Caribou Retreat As Development Proceeds
When roads, logging, oil drilling, power lines or even tourist resorts move into caribou range, the sensitive animals move out.
A review of studies from several countries finds that caribou use of habitat declines by 50 to 95 percent within five kilometres of industrial infrastructure.
Research that only looks at a small part of the picture, as did most studies before 1985, doesn't pick up the negative effects of development. Among 36 investigations that were limited to distances of less than two kilometres or periods of less than a day, only four studies found that caribou became stressed from human activity.
More recent broad-scale research refutes the findings of these restricted analyses. Regional studies covering many months or years have overwhelmingly presented a different conclusion. Out of 49 such studies, 41 reported that most caribou avoid human activity and infrastructure development. The results come from research on caribou in Alaska and Canada, and in Finland and Norway where the species is known as reindeer.
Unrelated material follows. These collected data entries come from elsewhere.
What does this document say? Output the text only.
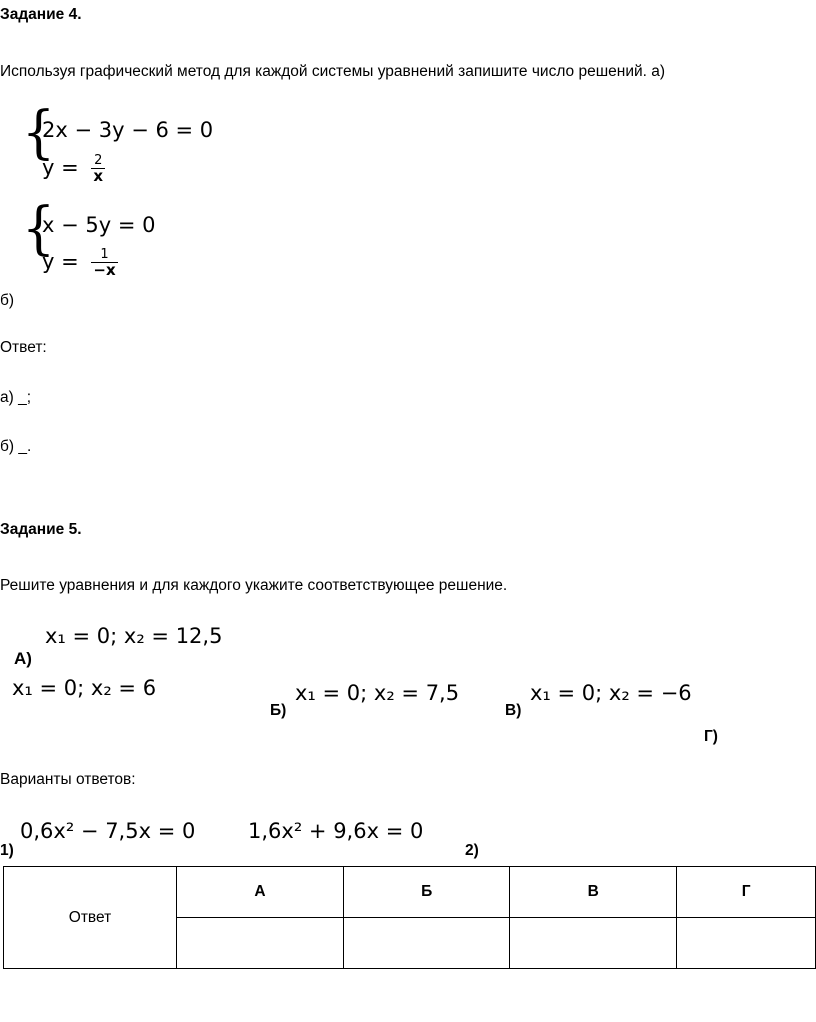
Задание 4.
Используя графический метод для каждой системы уравнений запишите число решений. а)
{
2x − 3y − 6 = 0
$y = \frac{2}{x}$
{
x − 5y = 0
$y = \frac{1}{-x}$
б)
Ответ:
а) _;
б) _.
Задание 5.
Решите уравнения и для каждого укажите соответствующее решение.
x₁ = 0; x₂ = 12,5
А)
x₁ = 0; x₂ = 6
Б)
x₁ = 0; x₂ = 7,5
В)
x₁ = 0; x₂ = −6
Г)
Варианты ответов:
0,6x² − 7,5x = 0
1)
1,6x² + 9,6x = 0
2)
Ответ	А	Б	В	Г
Once people start building roads, logging trees or drilling oil wells in the wilderness, caribou vacate the sites, and even suffer reduced birth rates. For instance, after calving grounds in Alaska were overtaken by Milne Point Road and oilfield development, 72 percent of caribou cows eventually abandoned the area for calving, moving to undisturbed habitat. Compared with the caribou that left, females remaining near the oil patch had birth rates that were 10 to 20 percent lower.
In another example, the northward progression of logging in Ontario's boreal forest has coincided with a northward retreat of woodland caribou. The animal's range has contracted permanently. Even after a century of timber harvesting, caribou have not become habituated.
These insights into caribou behaviour are something the Sami reindeer herders of Finland are already well aware of. They know that the best reindeer pastures are those with little disturbance from people. Their semi-domestic animals won't graze properly if conditions aren't peaceful.
Ingunn Vistnes and Christian Nellemann. 2008. The matter of spatial and temporal scales: a review of reindeer and caribou response to human activity. Polar Biology. 31(4): 399-407.